Não é realmente um ataque, e sim uma explosão. Maura percebe que o marido está nervoso e perde as coordenadas, acusando o filho já crescido com palavras rudes. Ele não quer que o menino se divorcie. “Mas ele é um homem feito,” ela tenta argumentar. O sogro já morreu, mas as cicatrizes permanecem no corpo do marido, que até hoje guarda a imagem do homem como um troféu. Sua esposa não sabe quanto tempo isso vai durar. Acha que com o tempo Renan se sentirá aliviado.

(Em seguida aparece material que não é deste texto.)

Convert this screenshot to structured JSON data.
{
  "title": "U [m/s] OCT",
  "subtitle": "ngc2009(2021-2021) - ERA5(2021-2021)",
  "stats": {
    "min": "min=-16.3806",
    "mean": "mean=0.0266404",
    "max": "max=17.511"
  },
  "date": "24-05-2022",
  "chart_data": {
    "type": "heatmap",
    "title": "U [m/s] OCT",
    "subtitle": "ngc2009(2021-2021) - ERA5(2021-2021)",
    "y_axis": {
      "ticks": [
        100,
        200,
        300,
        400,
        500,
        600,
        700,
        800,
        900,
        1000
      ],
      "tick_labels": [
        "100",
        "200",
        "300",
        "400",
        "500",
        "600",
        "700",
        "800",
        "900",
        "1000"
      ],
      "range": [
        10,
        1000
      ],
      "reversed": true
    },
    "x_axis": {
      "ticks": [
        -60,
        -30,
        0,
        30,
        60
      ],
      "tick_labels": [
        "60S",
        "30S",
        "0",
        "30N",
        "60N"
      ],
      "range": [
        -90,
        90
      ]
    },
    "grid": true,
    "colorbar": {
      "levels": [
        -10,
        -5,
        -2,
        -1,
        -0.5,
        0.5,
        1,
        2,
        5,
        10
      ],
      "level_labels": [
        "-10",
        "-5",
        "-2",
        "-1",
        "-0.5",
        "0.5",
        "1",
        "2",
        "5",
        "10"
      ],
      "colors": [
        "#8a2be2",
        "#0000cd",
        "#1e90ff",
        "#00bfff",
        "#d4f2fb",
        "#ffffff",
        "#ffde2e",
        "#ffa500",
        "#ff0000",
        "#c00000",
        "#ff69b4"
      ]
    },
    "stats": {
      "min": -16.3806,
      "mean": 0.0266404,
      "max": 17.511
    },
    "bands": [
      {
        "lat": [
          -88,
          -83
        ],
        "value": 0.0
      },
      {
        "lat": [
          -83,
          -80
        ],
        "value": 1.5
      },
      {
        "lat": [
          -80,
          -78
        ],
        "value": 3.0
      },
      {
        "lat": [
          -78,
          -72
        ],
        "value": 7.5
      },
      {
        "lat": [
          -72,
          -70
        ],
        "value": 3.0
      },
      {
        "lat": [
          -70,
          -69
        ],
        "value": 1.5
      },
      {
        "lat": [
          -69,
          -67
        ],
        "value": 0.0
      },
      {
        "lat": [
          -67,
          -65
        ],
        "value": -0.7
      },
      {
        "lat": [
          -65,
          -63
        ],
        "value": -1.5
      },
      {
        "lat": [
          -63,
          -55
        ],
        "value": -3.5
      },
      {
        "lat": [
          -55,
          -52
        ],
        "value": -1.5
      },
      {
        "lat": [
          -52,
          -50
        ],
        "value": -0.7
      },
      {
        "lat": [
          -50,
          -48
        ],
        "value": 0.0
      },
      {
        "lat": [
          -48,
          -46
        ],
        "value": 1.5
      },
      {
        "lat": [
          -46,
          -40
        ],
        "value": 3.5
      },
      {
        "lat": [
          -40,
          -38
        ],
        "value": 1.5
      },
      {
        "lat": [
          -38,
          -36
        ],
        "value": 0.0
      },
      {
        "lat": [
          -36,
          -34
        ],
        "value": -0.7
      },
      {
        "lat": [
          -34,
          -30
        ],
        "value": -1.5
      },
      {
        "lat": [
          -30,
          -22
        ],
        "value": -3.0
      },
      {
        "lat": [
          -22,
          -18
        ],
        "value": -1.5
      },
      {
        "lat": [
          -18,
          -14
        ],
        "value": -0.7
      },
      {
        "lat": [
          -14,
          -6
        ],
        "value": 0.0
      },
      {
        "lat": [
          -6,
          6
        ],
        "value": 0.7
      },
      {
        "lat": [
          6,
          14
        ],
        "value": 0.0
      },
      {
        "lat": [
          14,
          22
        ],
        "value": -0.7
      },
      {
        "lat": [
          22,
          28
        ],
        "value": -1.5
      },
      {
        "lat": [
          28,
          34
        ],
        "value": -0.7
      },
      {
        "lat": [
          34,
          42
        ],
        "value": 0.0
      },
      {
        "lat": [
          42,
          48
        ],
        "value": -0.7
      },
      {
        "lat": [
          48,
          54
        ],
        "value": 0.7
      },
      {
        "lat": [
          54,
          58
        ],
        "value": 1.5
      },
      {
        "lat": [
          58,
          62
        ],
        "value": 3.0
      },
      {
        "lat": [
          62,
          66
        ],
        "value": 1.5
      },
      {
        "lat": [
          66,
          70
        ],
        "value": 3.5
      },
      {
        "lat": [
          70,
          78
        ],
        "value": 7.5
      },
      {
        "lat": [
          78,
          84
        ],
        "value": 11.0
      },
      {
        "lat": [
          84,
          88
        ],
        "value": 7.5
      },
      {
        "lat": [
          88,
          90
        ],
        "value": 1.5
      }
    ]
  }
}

Seu pai é um idoso agora e mostra desequilíbrio. Marco quer sua amizade, mas Renan não lhe aceita: seu jeito de ser, suas escolhas. A foto do avô está pendurada atrás da porta do escritório, para que seu pai possa se lembrar das regras, do casamento, do trabalho, dos filhos e da carreira. Marco já tentou isso antes. Casou-se, trabalhou em banco e foi obediente ao longo dos anos. A verdade é inevitável quando seu corpo o trai com um desejo proibido por homens.

Naquela manhã, de forma obtusa, seu pai o ataca, dizendo que sua decisão de se divorciar é irracional, palavras nostálgicas se referindo às regras do velho, “família, trabalho e sociedade”, tudo isso inflado pela morte do avô. Após os disparos, Renan parece vazio, como se a discussão não importasse mais.

Num esforço de passar o fim de semana com o filho, Renan perde a paciência. Talvez se tivesse partido logo após a cerimônia, o conflito teria sido encerrado. Cada um sabe o que faz com a própria vida, pensa Renan, arrependido de ter gritado com o filho. Maura mima o menino, mas isso não justifica suas explosões tardias. Renan se considera um homem respeitado pela comunidade, e a modernidade do filho lhe causa repugnância, sem vínculo com ninguém.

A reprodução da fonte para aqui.